If a conversation turns to the topic of trade, Nathan Phinney isn’t willing to pull his verbal punches.
Phinney, the Canadian Cattle Association president, said Britain joining the Comprehensive and Progressive Trans-Pacific Partnership is bad news for livestock producers.
“The Canadian beef industry is built on trade and export and we’re a strong advocate, when it comes to good trade deals,” Phinney said from his farm near Sackville, N.B.
“When we’re saying it’s a bad trade deal and bad for Canadian producers, that’s a red flag.”
Phinney and others in Canada’s red meat industry are disappointed and frustrated that Canada is welcoming the United Kingdom into a CPTPP — an agreement between Pacific nations and now Britain.

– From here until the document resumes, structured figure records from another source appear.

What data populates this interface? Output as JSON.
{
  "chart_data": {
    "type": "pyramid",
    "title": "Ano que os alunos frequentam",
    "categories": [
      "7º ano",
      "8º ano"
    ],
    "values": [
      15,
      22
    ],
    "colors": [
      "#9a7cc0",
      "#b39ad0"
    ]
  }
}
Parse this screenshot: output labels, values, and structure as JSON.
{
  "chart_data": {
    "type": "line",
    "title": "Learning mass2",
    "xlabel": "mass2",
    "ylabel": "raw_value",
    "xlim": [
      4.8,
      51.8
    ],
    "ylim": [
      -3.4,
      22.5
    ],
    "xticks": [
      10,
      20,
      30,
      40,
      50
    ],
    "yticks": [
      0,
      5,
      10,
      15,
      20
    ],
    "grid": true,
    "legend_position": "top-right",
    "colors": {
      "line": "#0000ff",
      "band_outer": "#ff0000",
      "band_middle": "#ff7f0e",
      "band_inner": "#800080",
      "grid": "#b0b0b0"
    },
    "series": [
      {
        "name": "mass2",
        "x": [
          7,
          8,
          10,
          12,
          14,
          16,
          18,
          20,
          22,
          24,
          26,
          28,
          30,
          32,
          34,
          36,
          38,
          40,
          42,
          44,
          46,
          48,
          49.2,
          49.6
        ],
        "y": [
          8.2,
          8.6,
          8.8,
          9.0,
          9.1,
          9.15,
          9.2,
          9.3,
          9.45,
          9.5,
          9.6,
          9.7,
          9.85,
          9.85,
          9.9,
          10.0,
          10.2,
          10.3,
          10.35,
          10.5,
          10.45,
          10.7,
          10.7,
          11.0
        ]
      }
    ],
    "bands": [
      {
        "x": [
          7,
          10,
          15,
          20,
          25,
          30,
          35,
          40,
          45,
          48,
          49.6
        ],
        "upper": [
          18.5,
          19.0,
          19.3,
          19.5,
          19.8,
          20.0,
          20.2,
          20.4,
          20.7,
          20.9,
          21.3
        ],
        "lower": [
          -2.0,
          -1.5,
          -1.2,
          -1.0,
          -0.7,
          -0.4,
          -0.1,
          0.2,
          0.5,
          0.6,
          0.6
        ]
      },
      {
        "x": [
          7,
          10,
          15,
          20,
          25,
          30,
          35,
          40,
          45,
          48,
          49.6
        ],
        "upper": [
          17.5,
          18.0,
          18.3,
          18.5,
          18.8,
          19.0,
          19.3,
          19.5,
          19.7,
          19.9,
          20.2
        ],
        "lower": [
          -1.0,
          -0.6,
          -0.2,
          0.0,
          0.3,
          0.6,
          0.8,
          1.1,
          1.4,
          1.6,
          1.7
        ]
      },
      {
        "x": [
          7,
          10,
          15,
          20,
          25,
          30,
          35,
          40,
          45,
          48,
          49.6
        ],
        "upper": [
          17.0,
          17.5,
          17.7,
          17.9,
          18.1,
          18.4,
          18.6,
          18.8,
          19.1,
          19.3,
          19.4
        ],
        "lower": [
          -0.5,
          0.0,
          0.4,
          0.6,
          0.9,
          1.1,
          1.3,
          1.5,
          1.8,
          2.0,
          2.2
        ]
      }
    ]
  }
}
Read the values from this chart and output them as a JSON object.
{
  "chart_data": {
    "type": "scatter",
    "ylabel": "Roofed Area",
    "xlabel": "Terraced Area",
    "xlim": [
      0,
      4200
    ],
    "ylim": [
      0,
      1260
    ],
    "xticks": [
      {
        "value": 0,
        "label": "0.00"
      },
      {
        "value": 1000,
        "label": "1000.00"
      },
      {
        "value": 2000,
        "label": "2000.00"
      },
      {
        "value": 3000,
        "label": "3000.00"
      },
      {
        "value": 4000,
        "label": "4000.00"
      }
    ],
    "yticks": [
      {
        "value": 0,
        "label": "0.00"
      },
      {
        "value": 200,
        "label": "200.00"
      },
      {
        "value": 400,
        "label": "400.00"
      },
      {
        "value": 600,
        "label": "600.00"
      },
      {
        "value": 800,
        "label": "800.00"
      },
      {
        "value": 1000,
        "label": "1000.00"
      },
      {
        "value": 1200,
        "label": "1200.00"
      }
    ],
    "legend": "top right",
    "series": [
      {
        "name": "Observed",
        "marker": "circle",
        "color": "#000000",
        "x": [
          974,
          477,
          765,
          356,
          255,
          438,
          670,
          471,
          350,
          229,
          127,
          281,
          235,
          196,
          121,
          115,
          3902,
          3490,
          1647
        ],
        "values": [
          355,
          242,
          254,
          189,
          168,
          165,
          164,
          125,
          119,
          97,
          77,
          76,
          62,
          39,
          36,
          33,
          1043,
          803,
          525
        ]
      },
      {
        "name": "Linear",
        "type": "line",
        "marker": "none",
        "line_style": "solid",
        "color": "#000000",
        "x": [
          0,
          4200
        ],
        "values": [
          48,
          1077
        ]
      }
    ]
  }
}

Last weekend at a signing ceremony in New Zealand, Britain became the 12th member of the trade pact, joining Canada,
Australia, Brunei, Chile, Japan, Malaysia, Mexico, New Zealand, Peru, Singapore and Vietnam.
Mary Ng, Canada’s minister of international trade, issued a news release July 15 welcoming Britain into the CPTPP.
The federal government may want Britain in the deal, but the Canadian Pork Council, Canadian Cattle Association and the Canadian Meat Council do not.
“The main area of concern for our industry is the failure to accept Canada’s meat inspection system, widely recognized as one of the finest in the world,” the three groups said.
“The U.K. does not accept Canada’s food safety and animal health systems and measures, and those non-tariff barriers limit our access to the U.K. market.”
The organizations say letting Britain into CPTPP is a repeat of a previous trade mistake.
In 2015, Canada signed the Comprehensive Economic and Trade Agreement (CETA) with Europe and assumed the Europeans would sort out the details of meat trade, after the fact.
That didn’t happen.
Trade barriers are still in place, as Europe doesn’t recognize the safety of Canada’s food production system.
“Everyone in the world knows that Europe is hard to trade with,” said Stephen Heckbert, Canadian Pork Council executive director.
“Europe and the U.K. are a bit professional when it comes to non-tariff trade barriers. They’re just really good at it. They always find ways of keeping an unfair balance in the market.”
As a result, since CETA was signed in 2017, Canadian pork exports to Europe have dropped to nothing.
And beef exports have climbed modestly to $22 million.
Meanwhile, EU pork and beef shipments to Canada reached $399 million in 2022.
Phinney said cattle producers are frustrated by the recent decision to let Britain into the CPTPP, because it’s part of a trend where the government doesn’t defend Canada’s food production system.
In this case, Canada is allowing Britain to join the CPTPP, despite the U.K. position that Canada’s food system is unsafe.
“Our government is moving ahead with it. Instead of completely road-blocking it and saying until these issues are resolved, we are not supporting it,” Phinney said.
“(If the government did that) all 60,000 beef farmers across the country would be supporting that.”
A spokesperson for Ng said the federal government is pushing the U.K. on fair access to its market.
“We are working closely side by side with industry towards solutions that meet the needs of Canadian producers, workers, and the communities they support,” said Shanti Cosentino.
While Canadian farmers are unhappy, the British National Farmers Union supports the U.K. joining the CPTPP.
As long as Canadian beef and pork are kept out.
“I am pleased that our government continues to maintain its commitment to our food safety standards,” said U.K. NFU president Minette Batters. “It is an absolute red line for us that food produced using practices that are illegal here — for instance, the use of hormones in beef and pork production and chemical washes for carcases — should not be allowed on our market.”
Such positions are not based on science, Heckbert said.
“Let’s not start a story (through) the U.K. and the EU, that somehow they have better standards. They don’t…. Japan has the highest food safety standards in the world and they love our pork.”
For Britain to join the CPTPP, Canada and other nations must pass legislation to make it official.
The pork and beef organizations will lobby politicians to vote against the legislation.
“Canadian beef producers cannot support the accession of the U.K. into CPTPP until our bilateral trade barriers with the U.K. are addressed,” Phinney said.
“We’re expected to just carry on and move forward. Well, that’s not happening.”